E os efeitos colaterais? O Obamacare deveria ser um matador de empregos - na verdade, quando Marco Rubio foi perguntado sobre como reforçaria a economia praticamente tudo o que ele pôde sugerir foi revogar as reformas da saúde e financeira. Mas no ano e meio desde que o Obamacare entrou em pleno vigor a economia dos EUA ganhou em média 237 mil empregos no setor privado por mês. Isso é muito bom. Na verdade, é melhor que qualquer coisa que vimos desde os anos 1990.

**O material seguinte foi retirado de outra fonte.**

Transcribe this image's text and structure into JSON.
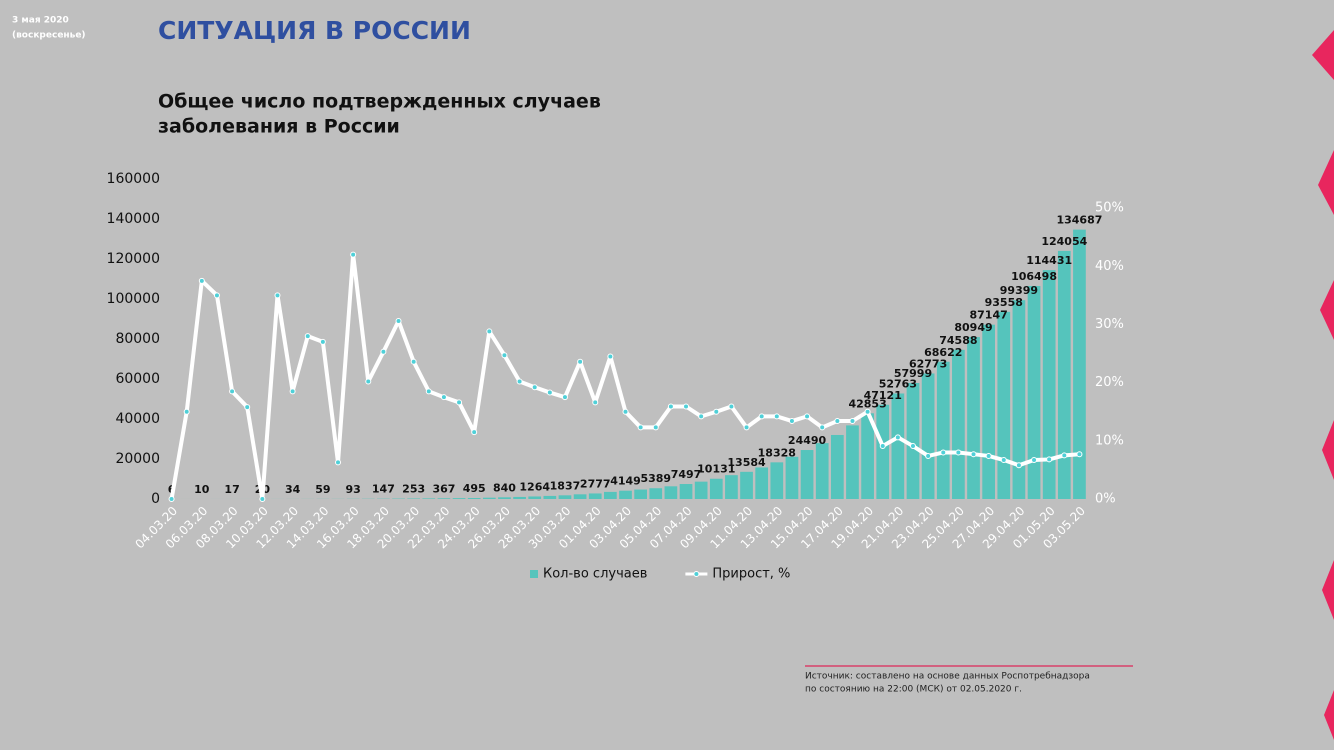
{
  "header": {
    "date": "3 мая 2020",
    "weekday": "(воскресенье)",
    "heading": "СИТУАЦИЯ В РОССИИ"
  },
  "chart_data": {
    "type": "bar",
    "title": [
      "Общее число подтвержденных случаев",
      "заболевания в России"
    ],
    "categories": [
      "04.03.20",
      null,
      "06.03.20",
      null,
      "08.03.20",
      null,
      "10.03.20",
      null,
      "12.03.20",
      null,
      "14.03.20",
      null,
      "16.03.20",
      null,
      "18.03.20",
      null,
      "20.03.20",
      null,
      "22.03.20",
      null,
      "24.03.20",
      null,
      "26.03.20",
      null,
      "28.03.20",
      null,
      "30.03.20",
      null,
      "01.04.20",
      null,
      "03.04.20",
      null,
      "05.04.20",
      null,
      "07.04.20",
      null,
      "09.04.20",
      null,
      "11.04.20",
      null,
      "13.04.20",
      null,
      "15.04.20",
      null,
      "17.04.20",
      null,
      "19.04.20",
      null,
      "21.04.20",
      null,
      "23.04.20",
      null,
      "25.04.20",
      null,
      "27.04.20",
      null,
      "29.04.20",
      null,
      "01.05.20",
      null,
      "03.05.20"
    ],
    "series": [
      {
        "name": "Кол-во случаев",
        "type": "bar",
        "color": "#55c4bc",
        "values": [
          6,
          8,
          10,
          14,
          17,
          17,
          20,
          28,
          34,
          45,
          59,
          63,
          93,
          114,
          147,
          199,
          253,
          306,
          367,
          438,
          495,
          658,
          840,
          1036,
          1264,
          1534,
          1837,
          2337,
          2777,
          3548,
          4149,
          4731,
          5389,
          6343,
          7497,
          8672,
          10131,
          11917,
          13584,
          15770,
          18328,
          21102,
          24490,
          27938,
          32008,
          36793,
          42853,
          47121,
          52763,
          57999,
          62773,
          68622,
          74588,
          80949,
          87147,
          93558,
          99399,
          106498,
          114431,
          124054,
          134687
        ],
        "value_labels": [
          "6",
          null,
          "10",
          null,
          "17",
          null,
          "20",
          null,
          "34",
          null,
          "59",
          null,
          "93",
          null,
          "147",
          null,
          "253",
          null,
          "367",
          null,
          "495",
          null,
          "840",
          null,
          "1264",
          null,
          "1837",
          null,
          "2777",
          null,
          "4149",
          null,
          "5389",
          null,
          "7497",
          null,
          "10131",
          null,
          "13584",
          null,
          "18328",
          null,
          "24490",
          null,
          null,
          null,
          "42853",
          "47121",
          "52763",
          "57999",
          "62773",
          "68622",
          "74588",
          "80949",
          "87147",
          "93558",
          "99399",
          "106498",
          "114431",
          "124054",
          "134687"
        ]
      },
      {
        "name": "Прирост, %",
        "type": "line",
        "axis": "y2",
        "color": "#ffffff",
        "marker_color": "#4fd0d8",
        "values": [
          0,
          15,
          37.5,
          35,
          18.5,
          15.8,
          0,
          35,
          18.5,
          28,
          27,
          6.3,
          42,
          20.2,
          25.3,
          30.6,
          23.6,
          18.5,
          17.5,
          16.6,
          11.5,
          28.8,
          24.7,
          20.2,
          19.2,
          18.3,
          17.5,
          23.6,
          16.6,
          24.5,
          15,
          12.3,
          12.3,
          15.9,
          15.9,
          14.2,
          15,
          15.9,
          12.3,
          14.2,
          14.2,
          13.4,
          14.2,
          12.3,
          13.4,
          13.4,
          15,
          9.1,
          10.6,
          9.1,
          7.4,
          8,
          8,
          7.7,
          7.4,
          6.7,
          5.8,
          6.7,
          6.8,
          7.5,
          7.7
        ]
      }
    ],
    "ylim": [
      0,
      160000
    ],
    "yticks": [
      0,
      20000,
      40000,
      60000,
      80000,
      100000,
      120000,
      140000,
      160000
    ],
    "y2lim": [
      0,
      55
    ],
    "y2ticks": [
      {
        "value": 0,
        "label": "0%"
      },
      {
        "value": 10,
        "label": "10%"
      },
      {
        "value": 20,
        "label": "20%"
      },
      {
        "value": 30,
        "label": "30%"
      },
      {
        "value": 40,
        "label": "40%"
      },
      {
        "value": 50,
        "label": "50%"
      }
    ],
    "legend": "bottom"
  },
  "source": [
    "Источник: составлено на основе данных  Роспотребнадзора",
    "по состоянию на 22:00 (МСК) от 02.05.2020 г."
  ]
}
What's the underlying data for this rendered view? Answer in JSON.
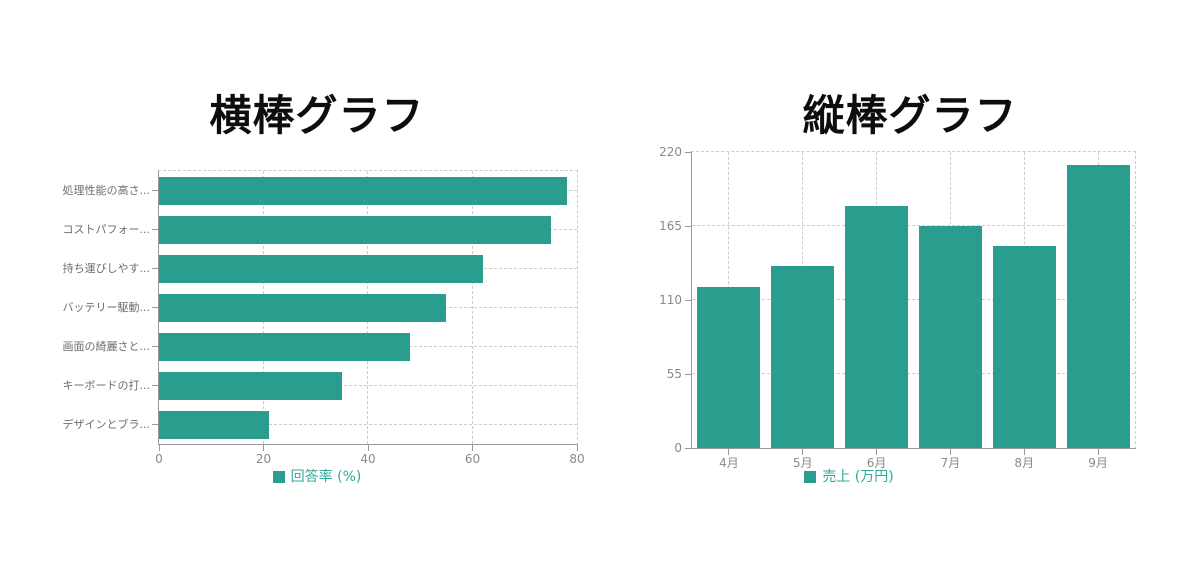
{
  "colors": {
    "bar": "#2a9d8f",
    "legend_text": "#2fa89b",
    "axis": "#9a9a9a",
    "grid": "#cccccc",
    "tick_label": "#8a8a8a",
    "category_label": "#6e6e6e",
    "title": "#0d0d0d"
  },
  "chart_data": [
    {
      "type": "bar",
      "orientation": "horizontal",
      "title": "横棒グラフ",
      "legend": "回答率 (%)",
      "legend_position": "bottom",
      "categories": [
        "処理性能の高さ...",
        "コストパフォー...",
        "持ち運びしやす...",
        "バッテリー駆動...",
        "画面の綺麗さと...",
        "キーボードの打...",
        "デザインとブラ..."
      ],
      "values": [
        78,
        75,
        62,
        55,
        48,
        35,
        21
      ],
      "x_ticks": [
        0,
        20,
        40,
        60,
        80
      ],
      "xlim": [
        0,
        80
      ],
      "xlabel": "",
      "ylabel": "",
      "grid": "dashed"
    },
    {
      "type": "bar",
      "orientation": "vertical",
      "title": "縦棒グラフ",
      "legend": "売上 (万円)",
      "legend_position": "bottom",
      "categories": [
        "4月",
        "5月",
        "6月",
        "7月",
        "8月",
        "9月"
      ],
      "values": [
        120,
        135,
        180,
        165,
        150,
        210
      ],
      "y_ticks": [
        0,
        55,
        110,
        165,
        220
      ],
      "ylim": [
        0,
        220
      ],
      "xlabel": "",
      "ylabel": "",
      "grid": "dashed"
    }
  ]
}
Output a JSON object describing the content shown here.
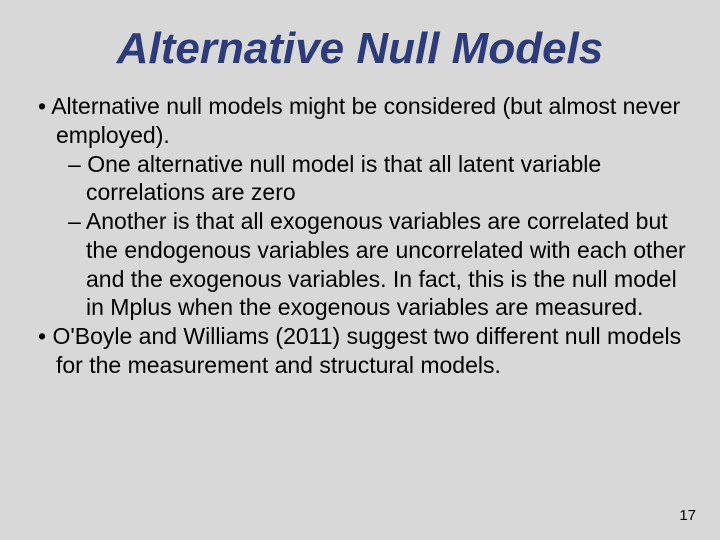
{
  "title": "Alternative Null Models",
  "bullets": {
    "b0": "Alternative null models might be considered (but almost never employed).",
    "b1": "One alternative null model is that all latent variable correlations are zero",
    "b2": "Another is that all exogenous variables are correlated but the endogenous variables are uncorrelated with each other and the exogenous variables.  In fact, this is the null model in Mplus when the exogenous variables are measured.",
    "b3": "O'Boyle and Williams (2011) suggest two different null models for the measurement and structural models."
  },
  "page_number": "17",
  "colors": {
    "background": "#d8d8d8",
    "title_color": "#2e3b7a",
    "body_color": "#000000"
  },
  "typography": {
    "title_fontsize": 44,
    "title_style": "bold italic",
    "body_fontsize": 23,
    "pagenum_fontsize": 15,
    "font_family": "Arial"
  }
}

O que nos leva à economia.

Houve um volumenotavelmente pequeno de discussão econômica no debate, embora Jeb Bush ainda esteja se gabando de seu histórico na Flórida - isto é, sua experiência em presidir uma gigantesca bolha habitacional e providencialmente deixar o cargo antes de a bolha estourar. Por que os outros candidatos não disseram mais? Provavelmente porque nesta altura a economia de Obama não parece muito ruim. Coloque desta maneira: se você comparar os índices de desemprego ao longo da administração Obama com os índices de desemprego sob o presidente Ronald Reagan, Obama acaba parecendo melhor - o desemprego estava mais alto quando ele assumiu o cargo, e hoje está mais baixo do que neste ponto do governo Reagan.

Está bem, há muitos motivos para qualificar essa avaliação, notadamente o fato de que o desemprego medido está baixo em parte por causa do declínio na porcentagem de americanos na força de trabalho. Ainda assim, a economia de Obama falhou totalmente em produzir os desastres - hiperinflação! Queda do dólar! Crise fiscal! - que quase todo mundo na direita previa. E isso evidentemente deixou o campo presidencial republicano com pouco a dizer.

Um último ponto: tradicionalmente, os republicanos adoram falar que os liberais com seu ambientalismo e sua guerra ao carvão atrapalham o futuro da energia nos EUA. Mas houve só um pouco disso na semana passada - talvez porque a produção interna de petróleo disparou e as importações de petróleo despencaram desde que Obama assumiu o cargo.

Qual é o tema comum que liga todos os desastres que os republicanos previam, mas deixaram de se materializar? Se eu tivesse de resumir a atitude republicana sobre política interna, diria que nenhum bom ato fica impune. Tente ajudar os desamparados, apoiar a economia em tempos difíceis ou limitar a poluição, e você enfrentará a ira da mão invisível. O único modo de prosperar, insiste a direita, é ser bom com os ricos e cruel com os pobres, enquanto se deixa as corporações fazerem o que lhes agrade.

Segundo essa visão de mundo, um líder como Obama, que aumenta os impostos para o 1% enquanto subsidia o atendimento de saúde para as famílias de baixa renda, que oferece estímulos em uma recessão, que regula os bancos e expande a proteção ambiental, certamente presidirá o desastre em todos os sentidos.

Mas ele não fez isso. Não estou dizendo que os EUA estejam em ótima forma, porque não estão. A recuperação econômica foi lenta demais e ainda está incompleta. O Obamacare não é o sistema que qualquer um teria criado a partir do zero; e não estamos perto de fazer o suficiente sobre a mudança climática. Mas estamos nos saindo muito melhor do que qualquer um daqueles sujeitos em Cleveland jamais admitirá.